On a bigger scale of things my first week at Groundlings has gone well! It is so exciting to be apart of the Groundlings theatre and learn from people heavily involved with improv. I audition to start their professional track of classes next week so hopefully all goes well and I can start taking classes.
On Friday I work box office at the theatre and this Friday the tech guy happened to be sitting down and chatting with me as a woman came up to purchase tickets. I properly helped the woman and she went on her way– as she turned around I noticed the price tag on her clothing was still intact, me being the person that I am jumped up to go help this woman out-
Tech guy: What’s wrong?
Me: That woman still has the tag on her shirt, I am going to go tell her.
Tech guy: No no sit down that’s not your job just let her go..
Me (sits down)
Tech guy: It does say something about your character though
Me: spins around in my very large office chair feeling pretty good about the nice person I am
Tech guy: It says you’re a TARGET!!
So there you have it folks I am a target to all scam artist cause of my generous attitude.
On an even bigger scale of things I have had the pleasure of exploring California this passed week.
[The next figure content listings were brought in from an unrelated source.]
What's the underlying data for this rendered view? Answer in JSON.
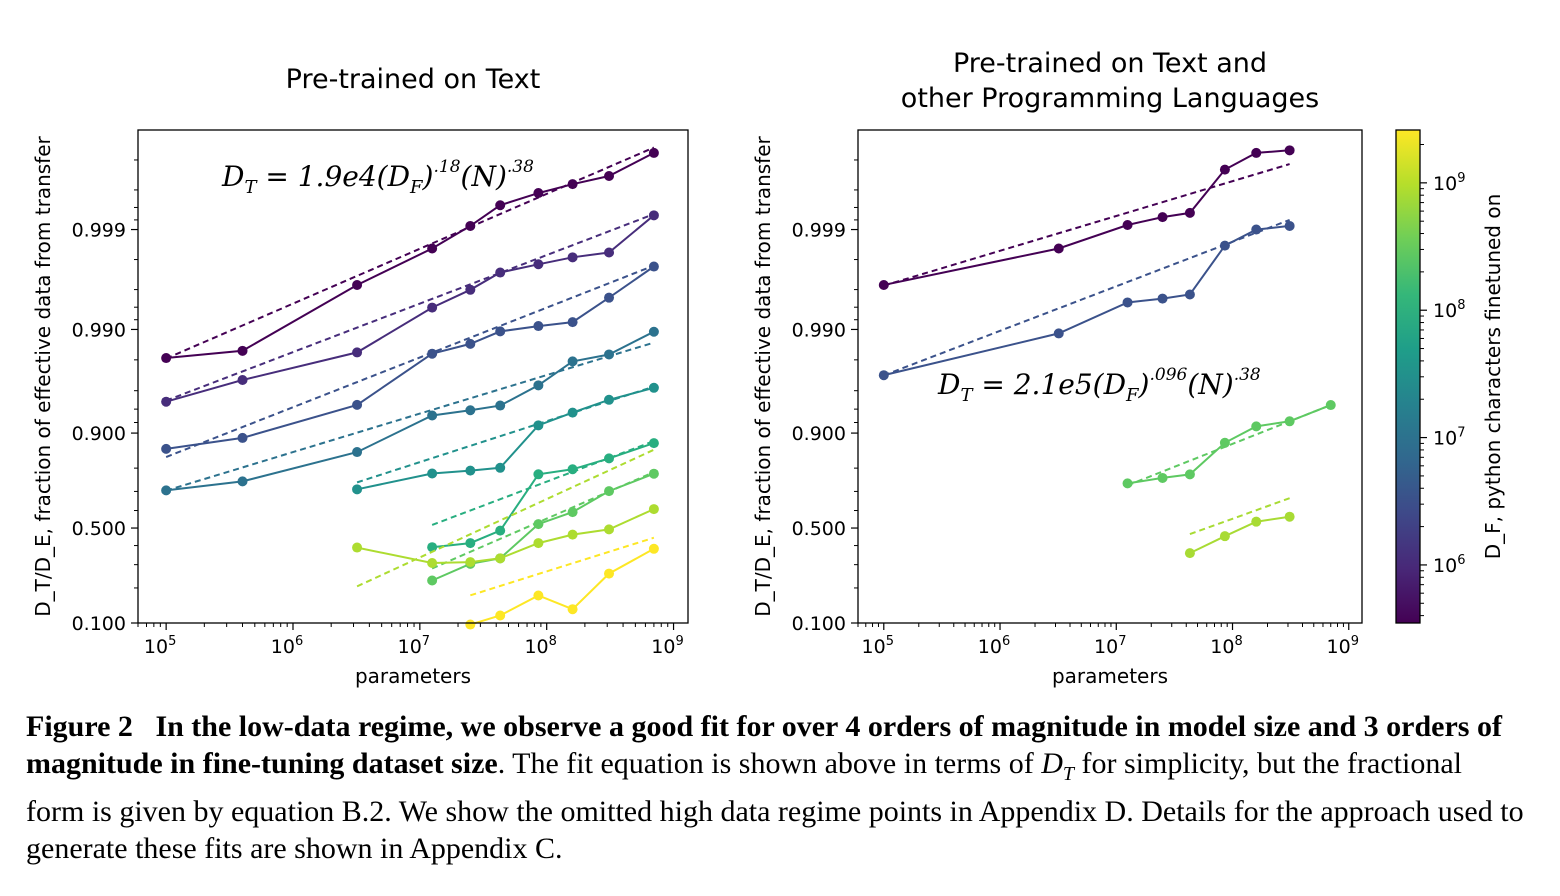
{
  "chart_data": [
    {
      "type": "line",
      "title": "Pre-trained on Text",
      "xlabel": "parameters",
      "ylabel": "D_T/D_E, fraction of effective data from transfer",
      "x_scale": "log",
      "y_scale": "logit",
      "xlim": [
        60000,
        1300000000
      ],
      "ylim": [
        0.1,
        0.9999
      ],
      "x_ticks": [
        {
          "base": "10",
          "exp": "5"
        },
        {
          "base": "10",
          "exp": "6"
        },
        {
          "base": "10",
          "exp": "7"
        },
        {
          "base": "10",
          "exp": "8"
        },
        {
          "base": "10",
          "exp": "9"
        }
      ],
      "y_tick_labels": [
        "0.100",
        "0.500",
        "0.900",
        "0.990",
        "0.999"
      ],
      "equation": {
        "lhs": "D",
        "lhs_sub": "T",
        "coef": "= 1.9e4(D",
        "df_sub": "F",
        "exp1": ".18",
        "mid": "(N)",
        "exp2": ".38"
      },
      "series": [
        {
          "color": "#440154",
          "x": [
            100000.0,
            400000.0,
            3200000.0,
            12500000.0,
            25000000.0,
            43000000.0,
            86000000.0,
            160000000.0,
            310000000.0,
            700000000.0
          ],
          "y": [
            0.9808,
            0.9837,
            0.9964,
            0.99845,
            0.99908,
            0.99943,
            0.99957,
            0.99965,
            0.99971,
            0.99983
          ],
          "fit_x": [
            100000.0,
            700000000.0
          ],
          "fit_y": [
            0.9806,
            0.99985
          ]
        },
        {
          "color": "#472d7b",
          "x": [
            100000.0,
            400000.0,
            3200000.0,
            12500000.0,
            25000000.0,
            43000000.0,
            86000000.0,
            160000000.0,
            310000000.0,
            700000000.0
          ],
          "y": [
            0.949,
            0.9685,
            0.9831,
            0.99395,
            0.99598,
            0.9973,
            0.99777,
            0.9981,
            0.9983,
            0.99928
          ],
          "fit_x": [
            100000.0,
            700000000.0
          ],
          "fit_y": [
            0.9502,
            0.9993
          ]
        },
        {
          "color": "#3b528b",
          "x": [
            100000.0,
            400000.0,
            3200000.0,
            12500000.0,
            25000000.0,
            43000000.0,
            86000000.0,
            160000000.0,
            310000000.0,
            700000000.0
          ],
          "y": [
            0.862,
            0.8895,
            0.9453,
            0.9826,
            0.9861,
            0.98955,
            0.99075,
            0.99155,
            0.99518,
            0.99765
          ],
          "fit_x": [
            100000.0,
            700000000.0
          ],
          "fit_y": [
            0.838,
            0.9977
          ]
        },
        {
          "color": "#2c728e",
          "x": [
            100000.0,
            400000.0,
            3200000.0,
            12500000.0,
            25000000.0,
            43000000.0,
            86000000.0,
            160000000.0,
            310000000.0,
            700000000.0
          ],
          "y": [
            0.705,
            0.7465,
            0.853,
            0.9311,
            0.9385,
            0.9445,
            0.9645,
            0.9793,
            0.9823,
            0.98946
          ],
          "fit_x": [
            100000.0,
            700000000.0
          ],
          "fit_y": [
            0.704,
            0.9865
          ]
        },
        {
          "color": "#21918c",
          "x": [
            3200000.0,
            12500000.0,
            25000000.0,
            43000000.0,
            86000000.0,
            160000000.0,
            310000000.0,
            700000000.0
          ],
          "y": [
            0.71,
            0.7793,
            0.7906,
            0.8012,
            0.915,
            0.9353,
            0.9511,
            0.9625
          ],
          "fit_x": [
            3200000.0,
            700000000.0
          ],
          "fit_y": [
            0.742,
            0.9635
          ]
        },
        {
          "color": "#28ae80",
          "x": [
            12500000.0,
            25000000.0,
            43000000.0,
            86000000.0,
            160000000.0,
            310000000.0,
            700000000.0
          ],
          "y": [
            0.391,
            0.4138,
            0.485,
            0.7762,
            0.7958,
            0.8337,
            0.877
          ],
          "fit_x": [
            12500000.0,
            700000000.0
          ],
          "fit_y": [
            0.518,
            0.882
          ]
        },
        {
          "color": "#5ec962",
          "x": [
            12500000.0,
            25000000.0,
            43000000.0,
            86000000.0,
            160000000.0,
            310000000.0,
            700000000.0
          ],
          "y": [
            0.229,
            0.3041,
            0.3317,
            0.5225,
            0.5911,
            0.7015,
            0.7785
          ],
          "fit_x": [
            12500000.0,
            700000000.0
          ],
          "fit_y": [
            0.282,
            0.785
          ]
        },
        {
          "color": "#addc30",
          "x": [
            3200000.0,
            12500000.0,
            25000000.0,
            43000000.0,
            86000000.0,
            160000000.0,
            310000000.0,
            700000000.0
          ],
          "y": [
            0.389,
            0.308,
            0.3126,
            0.3317,
            0.4138,
            0.4619,
            0.4923,
            0.6079
          ],
          "fit_x": [
            3200000.0,
            700000000.0
          ],
          "fit_y": [
            0.206,
            0.8595
          ]
        },
        {
          "color": "#fde725",
          "x": [
            25000000.0,
            43000000.0,
            86000000.0,
            160000000.0,
            310000000.0,
            700000000.0
          ],
          "y": [
            0.0968,
            0.1167,
            0.1735,
            0.1326,
            0.2585,
            0.3822
          ],
          "fit_x": [
            25000000.0,
            700000000.0
          ],
          "fit_y": [
            0.174,
            0.4442
          ]
        }
      ]
    },
    {
      "type": "line",
      "title": "Pre-trained on Text and\nother Programming Languages",
      "title_lines": [
        "Pre-trained on Text and",
        "other Programming Languages"
      ],
      "xlabel": "parameters",
      "ylabel": "D_T/D_E, fraction of effective data from transfer",
      "x_scale": "log",
      "y_scale": "logit",
      "xlim": [
        60000,
        1300000000
      ],
      "ylim": [
        0.1,
        0.9999
      ],
      "x_ticks": [
        {
          "base": "10",
          "exp": "5"
        },
        {
          "base": "10",
          "exp": "6"
        },
        {
          "base": "10",
          "exp": "7"
        },
        {
          "base": "10",
          "exp": "8"
        },
        {
          "base": "10",
          "exp": "9"
        }
      ],
      "y_tick_labels": [
        "0.100",
        "0.500",
        "0.900",
        "0.990",
        "0.999"
      ],
      "equation": {
        "lhs": "D",
        "lhs_sub": "T",
        "coef": "= 2.1e5(D",
        "df_sub": "F",
        "exp1": ".096",
        "mid": "(N)",
        "exp2": ".38"
      },
      "colorbar": {
        "label": "D_F, python characters finetuned on",
        "ticks": [
          {
            "base": "10",
            "exp": "6"
          },
          {
            "base": "10",
            "exp": "7"
          },
          {
            "base": "10",
            "exp": "8"
          },
          {
            "base": "10",
            "exp": "9"
          }
        ],
        "colormap": [
          "#440154",
          "#482878",
          "#3e4989",
          "#31688e",
          "#26828e",
          "#1f9e89",
          "#35b779",
          "#6ece58",
          "#b5de2b",
          "#fde725"
        ],
        "range": [
          350000,
          2600000000
        ]
      },
      "series": [
        {
          "color": "#440154",
          "x": [
            100000.0,
            3200000.0,
            12500000.0,
            25000000.0,
            43000000.0,
            86000000.0,
            160000000.0,
            310000000.0
          ],
          "y": [
            0.9964,
            0.99845,
            0.9991,
            0.99925,
            0.99932,
            0.99975,
            0.99983,
            0.99984
          ],
          "fit_x": [
            100000.0,
            310000000.0
          ],
          "fit_y": [
            0.99635,
            0.99978
          ]
        },
        {
          "color": "#3b528b",
          "x": [
            100000.0,
            3200000.0,
            12500000.0,
            25000000.0,
            43000000.0,
            86000000.0,
            160000000.0,
            310000000.0
          ],
          "y": [
            0.9717,
            0.98905,
            0.99462,
            0.99508,
            0.99552,
            0.99855,
            0.999,
            0.99908
          ],
          "fit_x": [
            100000.0,
            310000000.0
          ],
          "fit_y": [
            0.9716,
            0.9992
          ]
        },
        {
          "color": "#5ec962",
          "x": [
            12500000.0,
            25000000.0,
            43000000.0,
            86000000.0,
            160000000.0,
            310000000.0,
            700000000.0
          ],
          "y": [
            0.7377,
            0.7612,
            0.7758,
            0.8779,
            0.9131,
            0.922,
            0.9451
          ],
          "fit_x": [
            12500000.0,
            700000000.0
          ],
          "fit_y": [
            0.7286,
            0.9451
          ]
        },
        {
          "color": "#a8db34",
          "x": [
            43000000.0,
            86000000.0,
            160000000.0,
            310000000.0
          ],
          "y": [
            0.3589,
            0.4532,
            0.5367,
            0.5653
          ],
          "fit_x": [
            43000000.0,
            310000000.0
          ],
          "fit_y": [
            0.465,
            0.6661
          ]
        }
      ]
    }
  ],
  "caption": {
    "figure_number": "Figure 2",
    "bold_text": "In the low-data regime, we observe a good fit for over 4 orders of magnitude in model size and 3 orders of magnitude in fine-tuning dataset size",
    "text_1": ". The fit equation is shown above in terms of ",
    "dt": "D",
    "dt_sub": "T",
    "text_2": " for simplicity, but the fractional form is given by equation B.2. We show the omitted high data regime points in Appendix D. Details for the approach used to generate these fits are shown in Appendix C."
  }
}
We visited Santa Monica Pier, Runyon Canyon, a really neat flea market and Venice Beach this week.
To be completely honest being here has been a great experience but it also has been a struggle. I don’t know if its all the down time I have because my lack of friends, I have two Marissa and Pam, Pam even ditched us all weekend… Party Animal, but maybe I am just dramatic or small town. The city can be extremely overwhelming and being alone a lot can be well… lonely. I think this is the best thing that could of happen to me, I think I will be a better person because of it. I will welcome newcomers to the state of Oklahoma with open arms because I now understand how hard it can be, I will also be sure to hug all my hometown friends a little tighter cause who knows if ill make friends like them out here.
If all else fails it is a less than 30-minute drive to the beach or a comedy show– two things that make me the happiest.